Synopsis
In
To a Young Jazz Musician, the renowned jazz musician and Pulitzer Prize—winning composer Wynton Marsalis gives us an invaluable guide to making good music–and to leading a good life.
Writing from the road “between the bus ride, the sound check, and the gig,”
Marsalis passes on wisdom gained from experience, addressed to a young musician coming up–and to any of us at any stage of life. He writes that having humility is a way to continue to grow, to listen, and to learn; that patience is necessary for developing both technical proficiency and your own art rather than an imitation of someone else’s; and that rules are indispensable because “freedom lives in structure.”
He offers lessons learned from his years as a performer and from his great forebears Duke Ellington, Charlie Parker, and others; he explores the art of swing; he discusses why it is important to run toward your issues, not away; and he talks about what to do when your integrity runs up against the lack thereof in others and in our culture. He poetically expresses our need for healers: “All of it tracks back to how you heal your culture, one patient at a time, beginning with yourself.”
This is a unique book, in which a great artist offers his personal thoughts, both on jazz and on how to live a better, more original, productive, and meaningful life. To a Young Jazz Musician is sure to be treasured by readers young and old, musicians, lovers of music, and anyone interested in being mentored by one of America’s most influential, generous, and talented artists.

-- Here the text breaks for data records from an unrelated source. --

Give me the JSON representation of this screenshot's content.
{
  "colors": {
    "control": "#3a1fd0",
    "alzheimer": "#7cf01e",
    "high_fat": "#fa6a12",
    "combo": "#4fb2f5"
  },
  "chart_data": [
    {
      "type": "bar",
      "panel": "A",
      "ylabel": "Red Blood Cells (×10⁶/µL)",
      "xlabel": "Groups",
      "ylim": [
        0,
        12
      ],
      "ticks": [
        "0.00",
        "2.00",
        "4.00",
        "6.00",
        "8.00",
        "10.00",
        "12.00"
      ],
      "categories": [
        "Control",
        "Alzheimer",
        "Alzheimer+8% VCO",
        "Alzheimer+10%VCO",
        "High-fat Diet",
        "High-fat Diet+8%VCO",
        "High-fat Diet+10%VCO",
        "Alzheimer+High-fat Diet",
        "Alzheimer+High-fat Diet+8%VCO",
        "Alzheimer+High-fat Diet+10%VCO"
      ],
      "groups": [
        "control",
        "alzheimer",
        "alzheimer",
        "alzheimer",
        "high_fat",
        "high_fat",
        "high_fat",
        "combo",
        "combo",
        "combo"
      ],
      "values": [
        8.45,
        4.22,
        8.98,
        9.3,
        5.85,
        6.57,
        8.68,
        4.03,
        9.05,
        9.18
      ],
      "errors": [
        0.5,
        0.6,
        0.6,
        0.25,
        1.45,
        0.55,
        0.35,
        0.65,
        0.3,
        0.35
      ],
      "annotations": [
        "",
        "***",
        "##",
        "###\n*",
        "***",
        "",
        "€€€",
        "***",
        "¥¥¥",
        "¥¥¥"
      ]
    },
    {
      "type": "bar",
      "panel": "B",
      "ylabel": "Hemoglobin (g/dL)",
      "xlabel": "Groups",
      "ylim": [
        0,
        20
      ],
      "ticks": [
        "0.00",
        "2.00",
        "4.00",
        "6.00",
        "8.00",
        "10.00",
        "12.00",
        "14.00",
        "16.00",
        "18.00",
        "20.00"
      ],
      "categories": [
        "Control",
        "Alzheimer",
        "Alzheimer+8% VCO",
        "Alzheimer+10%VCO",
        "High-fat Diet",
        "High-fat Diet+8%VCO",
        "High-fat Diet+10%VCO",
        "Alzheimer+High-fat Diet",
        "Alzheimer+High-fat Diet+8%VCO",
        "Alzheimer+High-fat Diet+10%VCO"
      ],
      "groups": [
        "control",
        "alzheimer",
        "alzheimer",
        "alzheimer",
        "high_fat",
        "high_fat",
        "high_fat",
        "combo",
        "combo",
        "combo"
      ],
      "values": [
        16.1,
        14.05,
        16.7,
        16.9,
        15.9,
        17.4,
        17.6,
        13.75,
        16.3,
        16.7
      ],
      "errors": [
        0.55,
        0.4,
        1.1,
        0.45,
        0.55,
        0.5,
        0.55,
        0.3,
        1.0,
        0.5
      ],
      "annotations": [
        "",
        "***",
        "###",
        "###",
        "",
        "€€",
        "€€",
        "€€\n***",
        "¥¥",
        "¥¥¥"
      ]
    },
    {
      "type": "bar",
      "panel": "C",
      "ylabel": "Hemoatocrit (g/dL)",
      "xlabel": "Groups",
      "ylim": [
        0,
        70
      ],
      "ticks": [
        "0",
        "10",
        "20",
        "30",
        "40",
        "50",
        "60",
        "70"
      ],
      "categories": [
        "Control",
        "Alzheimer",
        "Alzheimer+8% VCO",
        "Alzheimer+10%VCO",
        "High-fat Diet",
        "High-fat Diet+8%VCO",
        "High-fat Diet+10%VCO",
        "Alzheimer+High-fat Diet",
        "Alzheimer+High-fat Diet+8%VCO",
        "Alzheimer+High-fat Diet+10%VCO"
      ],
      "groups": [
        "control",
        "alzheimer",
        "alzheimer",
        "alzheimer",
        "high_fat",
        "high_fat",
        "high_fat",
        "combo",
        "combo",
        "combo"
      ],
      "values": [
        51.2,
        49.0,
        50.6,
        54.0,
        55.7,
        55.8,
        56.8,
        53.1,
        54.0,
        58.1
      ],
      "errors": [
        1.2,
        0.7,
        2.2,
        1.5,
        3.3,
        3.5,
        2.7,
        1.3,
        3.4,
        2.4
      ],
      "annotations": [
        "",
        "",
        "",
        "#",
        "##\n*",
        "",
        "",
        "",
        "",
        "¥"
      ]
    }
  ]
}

Author Bio:WYNTON MARSALIS was born in New Orleans, and went on to study at the Juilliard School of Music. He is now the artistic director of Jazz at Lincoln Center. Marsalis has won nine Grammy awards in both jazz and classical categories. In 1987, Marsalis’s oratorio on slavery and freedom, Blood on the Fields, became the first and, to date, only jazz composition to win the Pulitzer Prize in music.